Parallel Wavenet-Vocoder
twidddj opened this issue · 14 comments
Planed TODO
- KL + Power - Single speaker
Properties not specified in the paper
- Sampling number for the loss (We may have some limitation for GPU)
- Number of mixture for IAF layers
- Averaging method for Power loss
- ex) Just reduce_mean on time axis or using moving average or ..
- .. (Please, let us know those)
Another implementations
- https://github.com/zhf459/P_wavenet_vocoder (used r9y9's wavenet in pytorch)
sadly, there are many details behind the paper, i find nobody can reproduce result.

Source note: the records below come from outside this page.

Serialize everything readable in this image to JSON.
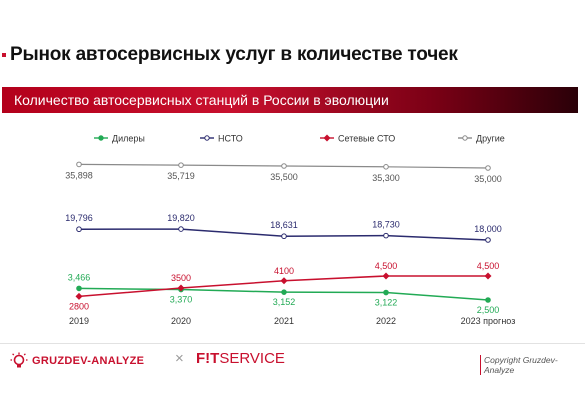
{
  "page": {
    "title": "Рынок автосервисных услуг в количестве точек",
    "banner": "Количество автосервисных станций в России в эволюции"
  },
  "chart_data": {
    "type": "line",
    "title": "Количество автосервисных станций в России в эволюции",
    "categories": [
      "2019",
      "2020",
      "2021",
      "2022",
      "2023 прогноз"
    ],
    "series": [
      {
        "name": "Дилеры",
        "values": [
          3466,
          3370,
          3152,
          3122,
          2500
        ],
        "labels": [
          "3,466",
          "3,370",
          "3,152",
          "3,122",
          "2,500"
        ],
        "color": "#22aa55"
      },
      {
        "name": "НСТО",
        "values": [
          19796,
          19820,
          18631,
          18730,
          18000
        ],
        "labels": [
          "19,796",
          "19,820",
          "18,631",
          "18,730",
          "18,000"
        ],
        "color": "#2b2b6e"
      },
      {
        "name": "Сетевые СТО",
        "values": [
          2800,
          3500,
          4100,
          4500,
          4500
        ],
        "labels": [
          "2800",
          "3500",
          "4100",
          "4,500",
          "4,500"
        ],
        "color": "#c8102e"
      },
      {
        "name": "Другие",
        "values": [
          35898,
          35719,
          35500,
          35300,
          35000
        ],
        "labels": [
          "35,898",
          "35,719",
          "35,500",
          "35,300",
          "35,000"
        ],
        "color": "#8a8a8a"
      }
    ],
    "legend_position": "top",
    "grid": false
  },
  "footer": {
    "logo_left": "GRUZDEV-ANALYZE",
    "separator": "×",
    "logo_right_bold": "F!T",
    "logo_right_light": "SERVICE",
    "copyright": "Copyright Gruzdev-Analyze"
  }
}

Most of all, I'm not sure mel-spectrogram would fit well to reproduce result like the linguistic features in the paper. We may have to consider another constraints to make up for the weakness of mel-features.
I do not think mel-features is the key problem of me, i think the iaf and probability Density Distillation is very very import for the quality.
@neverjoe do you tell me how to connect teacher model to eval student !Are they all trained in one sess! thanks
hi ! How to let teachers' network parameters do not participate in training? thanks
@maozhiqiang
"tf.stop_gradient" in tensorflow
thank you @xuerq
@neverjoe still working on it,the wav sampled from student is not so good as teacher
@twidddj do you get reasonable result about paralle wavenet!
Hi @maozhiqiang, we are still trying to get better result of it. We have got some results, but It's not enough. I attached the results here. Thanks for your attention of our project!
hi @twidddj ! Thank you very much for your reply! do you used KL loss?